Output of coal and iron ore could expand by around one third over the next two years if capacity came on stream as expected, with further major increases possible over the remaining decade.
Liquefied natural gas production was only just coming on stream but investment in this sector could rise from around 0.5 percent of GDP now to about 2.5 percent in the next 4-5 years.
Ultimately, the value of LNG exports could match that of coal or iron ore, the country's biggest earners.
Strong demand for Australian resources from Asia, especially China and India, meant the country's terms of trade were expected to rise over the next year or two, a marked improvement from the previous monetary-policy statement in August. Added to that was the rapid growth of Australia's population and stock of capital which seemed to foreshadow many years of expansion ahead, the RBA said.
It more than trebled its forecast for gross domestic product growth (GDP) for 2009 to 1.75 percent, while raising its estimate for 2010 to 3.25 percent, from 2.25 percent previously.
Growth was seen running at 3.25 percent right through 2011 before accelerating to 3.5 percent in 2012.

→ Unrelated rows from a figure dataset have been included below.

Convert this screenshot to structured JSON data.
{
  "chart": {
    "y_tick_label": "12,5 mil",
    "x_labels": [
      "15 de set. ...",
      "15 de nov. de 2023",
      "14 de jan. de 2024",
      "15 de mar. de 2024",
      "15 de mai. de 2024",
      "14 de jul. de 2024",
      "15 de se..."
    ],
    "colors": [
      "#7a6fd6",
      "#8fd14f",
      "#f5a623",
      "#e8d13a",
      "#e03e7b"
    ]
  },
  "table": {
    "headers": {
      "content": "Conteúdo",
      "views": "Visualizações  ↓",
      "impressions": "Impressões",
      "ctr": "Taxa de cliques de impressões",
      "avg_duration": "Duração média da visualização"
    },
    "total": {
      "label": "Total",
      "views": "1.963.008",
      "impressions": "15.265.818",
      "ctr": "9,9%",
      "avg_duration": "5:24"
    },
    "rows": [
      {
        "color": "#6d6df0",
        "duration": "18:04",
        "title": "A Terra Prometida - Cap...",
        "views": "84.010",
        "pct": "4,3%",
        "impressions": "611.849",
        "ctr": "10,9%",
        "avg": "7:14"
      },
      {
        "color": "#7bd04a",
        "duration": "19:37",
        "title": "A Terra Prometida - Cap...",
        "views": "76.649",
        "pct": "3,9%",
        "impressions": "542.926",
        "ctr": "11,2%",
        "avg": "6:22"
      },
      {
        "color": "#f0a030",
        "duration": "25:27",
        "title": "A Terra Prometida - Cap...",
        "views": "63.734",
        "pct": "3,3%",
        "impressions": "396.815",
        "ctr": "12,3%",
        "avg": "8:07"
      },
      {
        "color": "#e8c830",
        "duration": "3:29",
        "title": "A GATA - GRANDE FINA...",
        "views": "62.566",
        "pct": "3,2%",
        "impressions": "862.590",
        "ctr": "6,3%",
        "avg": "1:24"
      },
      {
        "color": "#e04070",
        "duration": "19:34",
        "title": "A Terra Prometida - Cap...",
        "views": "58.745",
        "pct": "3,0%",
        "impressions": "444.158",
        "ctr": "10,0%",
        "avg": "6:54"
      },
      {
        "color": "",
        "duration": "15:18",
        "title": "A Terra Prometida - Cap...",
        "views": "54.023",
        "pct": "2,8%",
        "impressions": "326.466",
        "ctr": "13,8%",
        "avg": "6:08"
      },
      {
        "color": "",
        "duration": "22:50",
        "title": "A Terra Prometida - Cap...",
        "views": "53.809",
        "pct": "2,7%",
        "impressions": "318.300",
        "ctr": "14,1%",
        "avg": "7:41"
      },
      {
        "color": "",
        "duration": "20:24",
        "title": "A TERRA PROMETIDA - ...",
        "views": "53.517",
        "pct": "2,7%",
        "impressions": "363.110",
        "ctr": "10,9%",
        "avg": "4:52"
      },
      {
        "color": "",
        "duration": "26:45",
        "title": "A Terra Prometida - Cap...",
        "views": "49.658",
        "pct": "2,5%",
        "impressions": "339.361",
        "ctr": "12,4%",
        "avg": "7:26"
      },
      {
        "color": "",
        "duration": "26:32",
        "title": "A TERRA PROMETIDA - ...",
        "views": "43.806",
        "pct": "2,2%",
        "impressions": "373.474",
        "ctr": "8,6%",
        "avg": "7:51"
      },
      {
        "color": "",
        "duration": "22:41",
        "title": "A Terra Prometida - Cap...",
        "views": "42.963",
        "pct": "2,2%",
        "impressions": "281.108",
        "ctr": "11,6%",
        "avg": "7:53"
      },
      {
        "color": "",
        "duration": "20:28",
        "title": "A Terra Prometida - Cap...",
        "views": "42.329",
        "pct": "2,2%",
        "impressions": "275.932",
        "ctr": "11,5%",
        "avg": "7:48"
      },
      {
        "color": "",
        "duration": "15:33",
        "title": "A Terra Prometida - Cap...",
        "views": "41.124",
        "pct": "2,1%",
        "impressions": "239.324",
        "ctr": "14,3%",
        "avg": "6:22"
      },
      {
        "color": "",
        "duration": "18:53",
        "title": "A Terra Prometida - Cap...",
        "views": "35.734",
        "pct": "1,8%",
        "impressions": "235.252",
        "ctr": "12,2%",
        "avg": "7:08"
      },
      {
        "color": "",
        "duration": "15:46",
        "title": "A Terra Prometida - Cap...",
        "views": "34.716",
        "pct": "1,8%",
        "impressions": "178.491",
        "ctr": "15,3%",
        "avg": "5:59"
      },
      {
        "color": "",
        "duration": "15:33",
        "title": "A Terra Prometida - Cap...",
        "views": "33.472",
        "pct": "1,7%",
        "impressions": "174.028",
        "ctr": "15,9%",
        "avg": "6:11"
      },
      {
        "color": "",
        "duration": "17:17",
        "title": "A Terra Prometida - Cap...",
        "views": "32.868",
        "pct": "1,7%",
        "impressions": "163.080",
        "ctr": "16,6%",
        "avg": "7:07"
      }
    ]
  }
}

The RBA also nudged up its forecasts for underlying inflation, but only modestly, perhaps reflecting its internal expectation for where interest rates might be by then.
Underlying inflation was seen declining from an annual 3.5 percent last quarter to 2.25 percent by the end of 2010. Inflation was then seen travelling at 2.5 percent through 2011 and into 2012, compared to 2 percent in the previous statement.